Insidious fans should already be aware of the experiences that underpin Josh and Dalton’s spiritual reawakening and the treatment they underwent to suppress their memories and their astral projecting abilities, so it’s an odd choice to develop a plot entirely around these characters discovering something the audience already knows. Until now, each chapter of this series was a paranormal investigation that gradually expanded the franchise’s mythology with a streak of self-aware deprecation. The Red Door feels content to retread the same iconography with the same demonic antagonist; it’s superficially reverent to its forebears but it fails to contribute anything worthwhile or new to its canon.
Instead, the film is intent on pretending to explore that all-consuming bugbear of modern horror; generational trauma. It would be one thing to take the franchise in an inspired new direction, but the conflation of the Lambert family’s psychic gifts with the ways in which mentally ill family members hurt one another has become such a tired trope in the possession horror subgenre that the dead horse is not only beaten to a pulp, its spirit can’t be bothered for an intimidating neigh. The Red Door makes a vague gesture in the direction of emotional resonance, but it can’t figure out what to do with its allegory beyond what’s been done before and more successfully elsewhere, flimsily mimicking Ari Aster with all the conviction of Neil LaBute.
This would be less of an issue if The Red Door had much to offer in terms of scares, but the concept and execution are lacking. Wilson is a solid enough director in terms of provoking dramatic performances from his actors, including himself, since he has a grasp of the emotional core of this story, as trite as it is. He also adds glimmers of the franchise’s trademark humor in Sinclair Daniel’s portrayal of Dalton’s dormmate Chris, making her a welcome successor to Whannel and Angus Simpson’s oddball paranormal investigators, even if the screenplay has a weird fixation on mocking frat bros.
But it’s hard to gauge Wilson’s strengths as a horror director when the scare scenes are as surprising and eerie as a haunted house you’ve already walked through a dozen times. There’s limited tension to be mined from hiding under a bed from a vomiting ghost, or from fuzzily approaching figures in the background, and the film’s most interesting scenario, a malfunctioning MRI machine, becomes a limp distraction at best. Insidious is a franchise that has thus far been consistently scary, but visceral frights have little more than a token presence here, putting the movie on pause to fill a jump scare quota.

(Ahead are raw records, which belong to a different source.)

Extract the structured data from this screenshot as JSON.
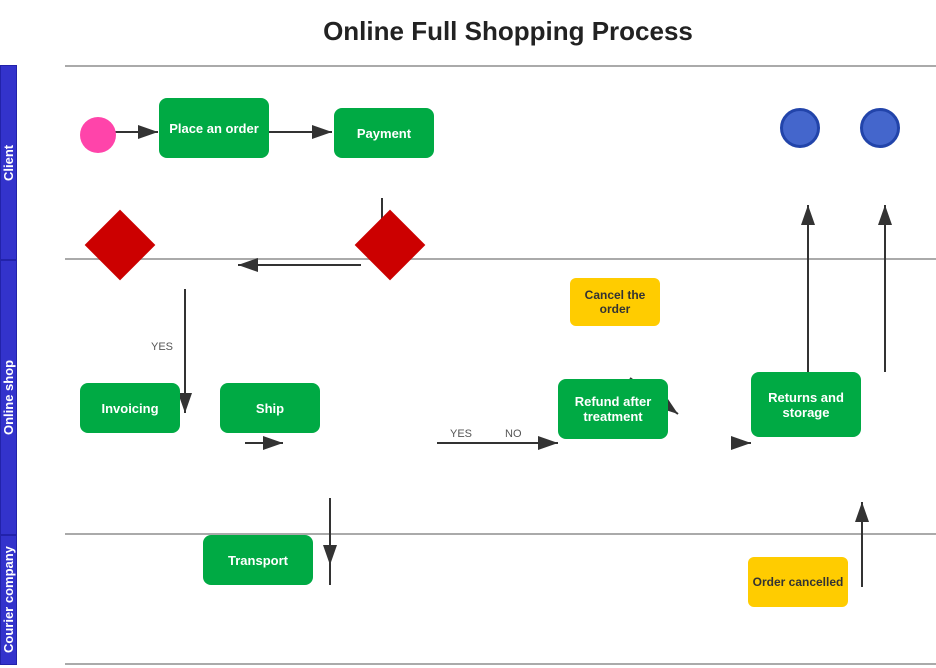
{
  "title": "Online Full Shopping Process",
  "nodes": {
    "place_order": "Place an order",
    "payment": "Payment",
    "invoicing": "Invoicing",
    "ship": "Ship",
    "refund": "Refund after treatment",
    "returns": "Returns and storage",
    "cancel_order": "Cancel the order",
    "transport": "Transport",
    "order_cancelled": "Order cancelled"
  },
  "labels": {
    "yes1": "YES",
    "yes2": "YES",
    "no": "NO",
    "client": "Client",
    "online_shop": "Online shop",
    "courier_company": "Courier company"
  },
  "colors": {
    "green": "#00aa44",
    "yellow": "#ffcc00",
    "red": "#cc0000",
    "blue_circle": "#4466cc",
    "pink_circle": "#ff44aa",
    "lane_bg": "#3333cc",
    "lane_border": "#2244aa"
  }
}
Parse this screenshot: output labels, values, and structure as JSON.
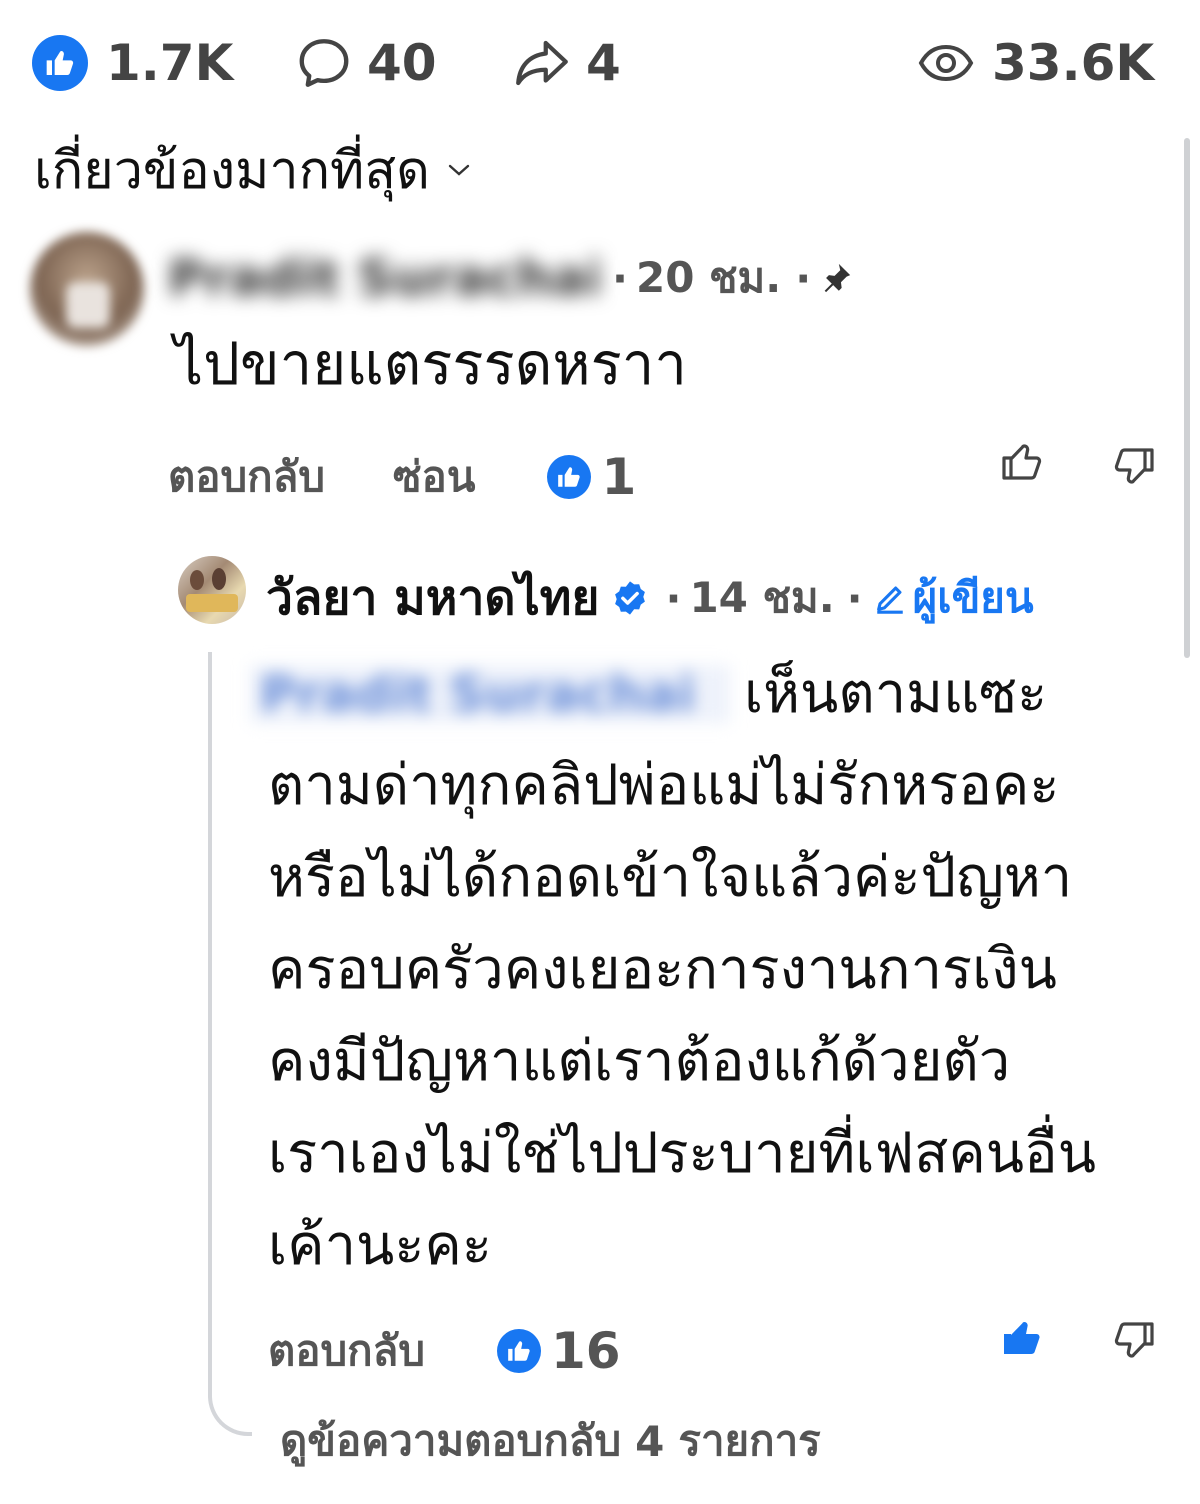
{
  "stats": {
    "reactions": "1.7K",
    "comments": "40",
    "shares": "4",
    "views": "33.6K"
  },
  "sort": {
    "label": "เกี่ยวข้องมากที่สุด"
  },
  "comments": [
    {
      "author": "Pradit Surachai",
      "time": "20 ชม.",
      "text": "ไปขายแตรรรดหราา",
      "actions": {
        "reply": "ตอบกลับ",
        "hide": "ซ่อน"
      },
      "likes": "1"
    }
  ],
  "reply": {
    "author": "วัลยา มหาดไทย",
    "time": "14 ชม.",
    "author_tag": "ผู้เขียน",
    "mention": "Pradit Surachai",
    "first_line": "เห็นตามแซะ",
    "lines": [
      "ตามด่าทุกคลิปพ่อแม่ไม่รักหรอคะ",
      "หรือไม่ได้กอดเข้าใจแล้วค่ะปัญหา",
      "ครอบครัวคงเยอะการงานการเงิน",
      "คงมีปัญหาแต่เราต้องแก้ด้วยตัว",
      "เราเองไม่ใช่ไปประบายที่เฟสคนอื่น",
      "เค้านะคะ"
    ],
    "reply_label": "ตอบกลับ",
    "likes": "16"
  },
  "view_replies": {
    "prefix": "ดูข้อความตอบกลับ",
    "count": "4",
    "suffix": "รายการ"
  },
  "colors": {
    "accent": "#1877f2",
    "muted": "#555555",
    "text": "#111111"
  }
}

Even so, it would be a shame if this was the end of Patrick Wilson’s directorial efforts, as Insidious: The Red Door is not a broken movie by any means. It’s a comprehensible experience, though perhaps less so if viewed as a standalone feature instead of the presumably final chapter of a continuing narrative. But Wilson was tasked with telling a pretty dull story, both in terms of its visceral horrors and its thematic ambitions. We already have Hereditary. There’s no reason to staple Insidious’ Red-Faced Demon to it and pretend it’s something new.